I magistrati bocciano la riforma
Dai magistrati arriva un secco no al ddl sul processo breve. A bocciare le riforme "che distruggono la giustizia", come si legge in una nota, è il Comitato Intermagistrature, che riunisce la magistratura ordinaria, amministrativa e contabile e l'Avvocatura dello Stato. Gli esponenti ribadiscono le "fortissime preoccupazioni per il ddl sul processo breve, che rischia di produrre conseguenze devastanti sull'intero sistema della giustizia italiana".
''Non possiamo assistere in silenzio - aggiunge ancora il Comitato - a riforme che sacrificano del tutto le esigenze di tutela delle vittime dei reati, pongono nel nulla l'impegno delle forze dell'ordine e comportano vistose violazioni del principio di uguaglianza di tutti i cittadini di fronte alla legge, distruggendo il funzionamento della giustizia civile, penale, amministrativa e contabile in Italia'',
La preoccupazione delle toghe è che così si cancellerà ogni speranza di giustizia per le vittime di reati di particolare gravità, "trasformando il processo penale in una tragica farsa'. E i danni che la riforma, ora estesa anche al processo contabile, può' arrecare al funzionamento della giustizia sono incalcolabili e permanenti', visto tra l'altro che ''verra' stravolta completamente la fisionomia del processo penale, con una conseguente sicura agonia dei riti alternativi e una profonda crisi della cultura delle garanzie e del contraddittorio''.
A sua volta ''il processo contabile diverra' un'arma spuntata e sara' sempre piu' difficile reprimere fenomeni di malamministrazione.
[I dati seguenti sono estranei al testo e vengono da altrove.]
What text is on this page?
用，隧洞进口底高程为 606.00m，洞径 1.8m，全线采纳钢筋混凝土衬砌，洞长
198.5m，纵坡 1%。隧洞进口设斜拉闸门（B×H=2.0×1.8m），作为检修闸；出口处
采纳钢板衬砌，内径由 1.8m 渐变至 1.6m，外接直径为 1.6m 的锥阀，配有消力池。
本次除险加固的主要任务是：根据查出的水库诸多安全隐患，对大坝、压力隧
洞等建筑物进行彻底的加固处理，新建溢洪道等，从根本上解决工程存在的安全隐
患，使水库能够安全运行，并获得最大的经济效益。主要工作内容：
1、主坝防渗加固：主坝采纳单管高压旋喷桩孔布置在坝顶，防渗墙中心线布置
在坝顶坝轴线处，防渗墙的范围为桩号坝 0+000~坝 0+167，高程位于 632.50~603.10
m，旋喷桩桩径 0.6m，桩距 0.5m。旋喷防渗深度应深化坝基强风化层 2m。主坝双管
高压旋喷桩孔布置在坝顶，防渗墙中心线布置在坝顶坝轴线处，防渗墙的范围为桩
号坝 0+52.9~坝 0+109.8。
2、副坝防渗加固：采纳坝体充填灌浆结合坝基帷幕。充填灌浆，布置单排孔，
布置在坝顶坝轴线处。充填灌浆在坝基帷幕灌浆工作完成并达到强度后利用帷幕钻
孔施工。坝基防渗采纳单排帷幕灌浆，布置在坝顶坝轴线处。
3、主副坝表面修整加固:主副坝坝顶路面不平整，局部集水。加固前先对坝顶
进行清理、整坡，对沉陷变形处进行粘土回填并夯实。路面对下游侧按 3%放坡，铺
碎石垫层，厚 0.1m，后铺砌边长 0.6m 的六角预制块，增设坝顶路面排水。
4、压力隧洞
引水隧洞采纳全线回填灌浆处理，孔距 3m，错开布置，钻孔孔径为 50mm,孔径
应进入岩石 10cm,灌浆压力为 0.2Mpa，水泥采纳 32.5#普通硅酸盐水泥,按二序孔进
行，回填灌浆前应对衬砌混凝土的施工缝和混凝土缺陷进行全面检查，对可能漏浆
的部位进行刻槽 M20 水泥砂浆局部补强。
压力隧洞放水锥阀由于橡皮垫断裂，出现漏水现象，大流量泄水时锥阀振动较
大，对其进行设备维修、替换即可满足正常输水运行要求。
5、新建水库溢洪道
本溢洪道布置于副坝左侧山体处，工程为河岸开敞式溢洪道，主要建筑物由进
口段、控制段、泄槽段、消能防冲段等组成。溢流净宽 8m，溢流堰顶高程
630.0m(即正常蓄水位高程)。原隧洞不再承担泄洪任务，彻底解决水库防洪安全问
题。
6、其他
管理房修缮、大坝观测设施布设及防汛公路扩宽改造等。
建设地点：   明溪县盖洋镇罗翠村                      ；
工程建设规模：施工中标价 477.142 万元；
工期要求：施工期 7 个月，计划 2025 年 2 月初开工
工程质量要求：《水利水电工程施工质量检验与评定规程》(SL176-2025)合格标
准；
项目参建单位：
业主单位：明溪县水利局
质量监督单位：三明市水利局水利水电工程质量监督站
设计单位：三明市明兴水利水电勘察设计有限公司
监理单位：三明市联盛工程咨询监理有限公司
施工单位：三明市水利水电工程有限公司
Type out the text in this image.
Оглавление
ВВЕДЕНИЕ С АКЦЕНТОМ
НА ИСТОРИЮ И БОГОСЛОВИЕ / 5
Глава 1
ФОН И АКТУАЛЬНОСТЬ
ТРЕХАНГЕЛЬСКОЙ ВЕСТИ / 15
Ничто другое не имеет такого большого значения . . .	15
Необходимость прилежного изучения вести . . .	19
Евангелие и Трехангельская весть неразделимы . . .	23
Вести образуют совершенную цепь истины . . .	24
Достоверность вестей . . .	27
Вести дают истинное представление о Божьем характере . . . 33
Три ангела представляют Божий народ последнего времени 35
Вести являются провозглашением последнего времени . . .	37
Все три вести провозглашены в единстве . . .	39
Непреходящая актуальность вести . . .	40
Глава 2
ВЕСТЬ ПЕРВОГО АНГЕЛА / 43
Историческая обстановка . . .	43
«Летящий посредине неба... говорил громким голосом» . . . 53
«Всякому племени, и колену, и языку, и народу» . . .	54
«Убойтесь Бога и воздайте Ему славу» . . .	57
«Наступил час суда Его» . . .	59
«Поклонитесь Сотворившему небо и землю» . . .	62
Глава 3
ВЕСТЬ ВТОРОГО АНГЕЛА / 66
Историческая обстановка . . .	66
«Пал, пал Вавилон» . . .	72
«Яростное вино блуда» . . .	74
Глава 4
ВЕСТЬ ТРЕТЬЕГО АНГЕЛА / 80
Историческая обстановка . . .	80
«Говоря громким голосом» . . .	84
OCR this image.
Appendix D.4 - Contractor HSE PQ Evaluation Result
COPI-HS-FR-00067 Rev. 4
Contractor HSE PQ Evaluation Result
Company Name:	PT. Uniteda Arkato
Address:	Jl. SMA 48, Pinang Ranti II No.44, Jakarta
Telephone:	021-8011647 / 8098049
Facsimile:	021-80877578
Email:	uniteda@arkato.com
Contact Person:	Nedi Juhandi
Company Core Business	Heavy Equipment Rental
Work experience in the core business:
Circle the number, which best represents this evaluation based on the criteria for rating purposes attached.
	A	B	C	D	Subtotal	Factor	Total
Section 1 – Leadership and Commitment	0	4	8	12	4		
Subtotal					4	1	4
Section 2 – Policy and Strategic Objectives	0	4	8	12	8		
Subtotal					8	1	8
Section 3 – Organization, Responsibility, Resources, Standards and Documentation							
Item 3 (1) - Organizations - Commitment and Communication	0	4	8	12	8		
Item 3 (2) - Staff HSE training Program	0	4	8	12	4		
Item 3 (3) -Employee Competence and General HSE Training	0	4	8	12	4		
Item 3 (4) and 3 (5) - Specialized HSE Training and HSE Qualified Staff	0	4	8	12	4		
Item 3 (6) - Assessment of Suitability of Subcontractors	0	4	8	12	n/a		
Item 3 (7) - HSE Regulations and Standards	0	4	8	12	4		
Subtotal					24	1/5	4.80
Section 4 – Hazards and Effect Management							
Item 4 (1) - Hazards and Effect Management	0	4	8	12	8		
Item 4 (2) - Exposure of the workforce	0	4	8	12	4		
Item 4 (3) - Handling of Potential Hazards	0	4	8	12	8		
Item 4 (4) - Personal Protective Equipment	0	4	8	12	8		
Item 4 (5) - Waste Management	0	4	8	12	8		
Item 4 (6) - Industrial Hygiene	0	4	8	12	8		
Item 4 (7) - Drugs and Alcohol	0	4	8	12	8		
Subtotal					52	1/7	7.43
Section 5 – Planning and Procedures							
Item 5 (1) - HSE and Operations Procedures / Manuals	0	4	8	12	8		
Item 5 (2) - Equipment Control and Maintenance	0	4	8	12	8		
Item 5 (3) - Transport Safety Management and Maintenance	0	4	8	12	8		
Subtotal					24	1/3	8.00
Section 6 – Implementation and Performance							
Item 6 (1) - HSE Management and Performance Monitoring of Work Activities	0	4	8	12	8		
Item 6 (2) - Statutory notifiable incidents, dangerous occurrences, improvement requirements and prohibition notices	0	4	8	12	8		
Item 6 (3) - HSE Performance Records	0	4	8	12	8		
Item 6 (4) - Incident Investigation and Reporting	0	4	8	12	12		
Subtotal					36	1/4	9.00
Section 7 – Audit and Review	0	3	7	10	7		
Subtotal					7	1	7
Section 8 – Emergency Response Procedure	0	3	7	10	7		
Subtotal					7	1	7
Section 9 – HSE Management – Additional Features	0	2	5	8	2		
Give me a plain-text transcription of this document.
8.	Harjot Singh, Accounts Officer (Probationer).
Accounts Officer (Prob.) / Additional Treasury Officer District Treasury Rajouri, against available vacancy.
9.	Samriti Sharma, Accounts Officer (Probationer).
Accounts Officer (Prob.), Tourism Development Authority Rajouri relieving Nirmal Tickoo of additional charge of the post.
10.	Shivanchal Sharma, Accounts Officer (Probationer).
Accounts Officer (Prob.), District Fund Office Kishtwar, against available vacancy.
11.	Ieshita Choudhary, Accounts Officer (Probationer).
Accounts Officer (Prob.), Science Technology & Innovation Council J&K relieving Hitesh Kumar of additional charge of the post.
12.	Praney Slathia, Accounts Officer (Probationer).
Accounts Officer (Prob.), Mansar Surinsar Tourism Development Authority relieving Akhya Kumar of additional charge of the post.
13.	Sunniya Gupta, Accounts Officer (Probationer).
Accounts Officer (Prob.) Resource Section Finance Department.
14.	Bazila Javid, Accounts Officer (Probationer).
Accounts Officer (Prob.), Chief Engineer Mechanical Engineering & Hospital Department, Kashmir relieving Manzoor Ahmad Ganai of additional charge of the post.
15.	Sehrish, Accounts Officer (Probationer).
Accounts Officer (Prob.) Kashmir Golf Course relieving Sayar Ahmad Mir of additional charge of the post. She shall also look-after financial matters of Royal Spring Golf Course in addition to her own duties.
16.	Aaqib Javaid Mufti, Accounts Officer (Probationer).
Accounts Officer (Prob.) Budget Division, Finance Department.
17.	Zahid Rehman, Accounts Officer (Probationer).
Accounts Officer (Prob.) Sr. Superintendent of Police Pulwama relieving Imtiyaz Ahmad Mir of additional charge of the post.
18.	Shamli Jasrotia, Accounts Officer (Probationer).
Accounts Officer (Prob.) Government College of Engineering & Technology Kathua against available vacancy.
Sara' cosi' impossibile, in moltissimi casi, conseguire il risarcimento del danno erariale, con la conseguente perdita di ingenti risorse finanziarie pubbliche''. E ''nel campo della giustizia amministrativa, si determinera' una dilatazione dei tempi di definizione della stragrande maggioranza dei processi, attesa la assoluta inadeguatezza delle risorse attualmente a disposizione''.
Ma non solo. Anche nel settore civile, avvertono, le conseguenze del disegno di legge saranno ''altrettanto gravi'': ''Si determinera' un rischioso disordine organizzativo con ulteriore svilimento della funzione giudiziaria e con effetti pregiudizievoli sulla tutela dei diritti dei cittadini''.